Too many late service checks

bkai · April 17, 2019, 6:08pm

Hi - this is my first posting here in the “Community” portal; I already did a few in the older portals (same monicker). I work for a small department of a Bavarian firm specialising in monitoring, partly as a service, for middle enterprises (usually less than 1000 hosts). BTW, we try to use only Director for the configuration work we do, as much as possible.

We have a serious problems with a simple Icinga 2.10 instance on a customer monitoring server, checking about 250 hosts with a little more than 2100 services running.

The problem: For several weeks now, we always have about a third of these service checks being very late - they simply do not do repeat checking any more. The “next check” time value decreases down to zero and then goes more & more negative. These services are neither in an acknowledged state, nor has a downtime been set for them. They just sit in the Late Service Checks list (found in Dashboard -> Overdue), and become older and older.

System load is low (hardly ever going above 1.0); file systems are half empty. We have mainly active checks via SNMP, instigated by the monitoring server itself on remote clients.

This problem started under a 2.9 version, so we upgraded last Monday, in the hope that the new version would solve it. It didn’t. Updating to Director 1.6.2 didn’t help, either.

Initial research has shown that all services are ones configured in the “single services” part of the Director services configuration section. Services only defined within service sets, e.g., are not affected, it seems.

I have included an “icinga2 troubleshoot” output of the system, redacted to not include direct references to us or the client: troubleshooting-2019-04-15_eve_editedBySupport.log (31.5 KB)

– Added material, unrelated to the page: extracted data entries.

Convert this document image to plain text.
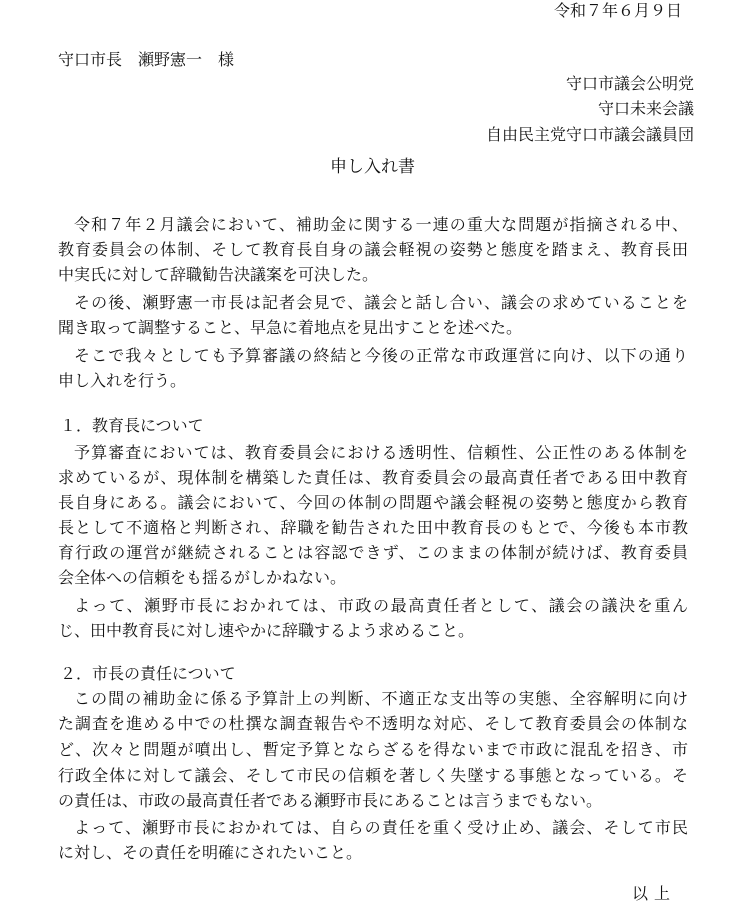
令和７年６月９日
守口市長　瀬野憲一　様
守口市議会公明党
守口未来会議
自由民主党守口市議会議員団
申し入れ書
令和７年２月議会において、補助金に関する一連の重大な問題が指摘される中、
教育委員会の体制、そして教育長自身の議会軽視の姿勢と態度を踏まえ、教育長田
中実氏に対して辞職勧告決議案を可決した。
その後、瀬野憲一市長は記者会見で、議会と話し合い、議会の求めていることを
聞き取って調整すること、早急に着地点を見出すことを述べた。
そこで我々としても予算審議の終結と今後の正常な市政運営に向け、以下の通り
申し入れを行う。
１．教育長について
予算審査においては、教育委員会における透明性、信頼性、公正性のある体制を
求めているが、現体制を構築した責任は、教育委員会の最高責任者である田中教育
長自身にある。議会において、今回の体制の問題や議会軽視の姿勢と態度から教育
長として不適格と判断され、辞職を勧告された田中教育長のもとで、今後も本市教
育行政の運営が継続されることは容認できず、このままの体制が続けば、教育委員
会全体への信頼をも揺るがしかねない。
よって、瀬野市長におかれては、市政の最高責任者として、議会の議決を重ん
じ、田中教育長に対し速やかに辞職するよう求めること。
２．市長の責任について
この間の補助金に係る予算計上の判断、不適正な支出等の実態、全容解明に向け
た調査を進める中での杜撰な調査報告や不透明な対応、そして教育委員会の体制な
ど、次々と問題が噴出し、暫定予算とならざるを得ないまで市政に混乱を招き、市
行政全体に対して議会、そして市民の信頼を著しく失墜する事態となっている。そ
の責任は、市政の最高責任者である瀬野市長にあることは言うまでもない。
よって、瀬野市長におかれては、自らの責任を重く受け止め、議会、そして市民
に対し、その責任を明確にされたいこと。
以上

Do you have any ideas what’s causing this? Is it a known problem? Any pointers to a solution would be much appreciated!

P.S.: For the moment I have built a clumsy “cron job” to at least make sure that late checks are forced to be run every 30 minutes on average, by applying the following 2 API calls within a bash script (making use also of sed & perl). It works, but this is not proper monitoring, and can only be a short-term workaround (customer is informed, of course)…

Common command line prefix to what follows: curl -k -s -u root:somepasswd -H 'Accept: application/json' -X
GET /localhost:5665/v1/objects/services -d '{ \"attrs\": [ \"last_check\" ], \"pretty\": false }'
POST /localhost:5665/v1/actions/reschedule-check \
-d '{ \"type\": \"Service\",
\"filter\": \"host.name==\\\"HHH\\\"&&service.name==\\\"SSS\\\"\",
\"force\": true,
\"pretty\": true }'
(Add an HTTPS:/ before every “/localhost” to get the full URL I used.)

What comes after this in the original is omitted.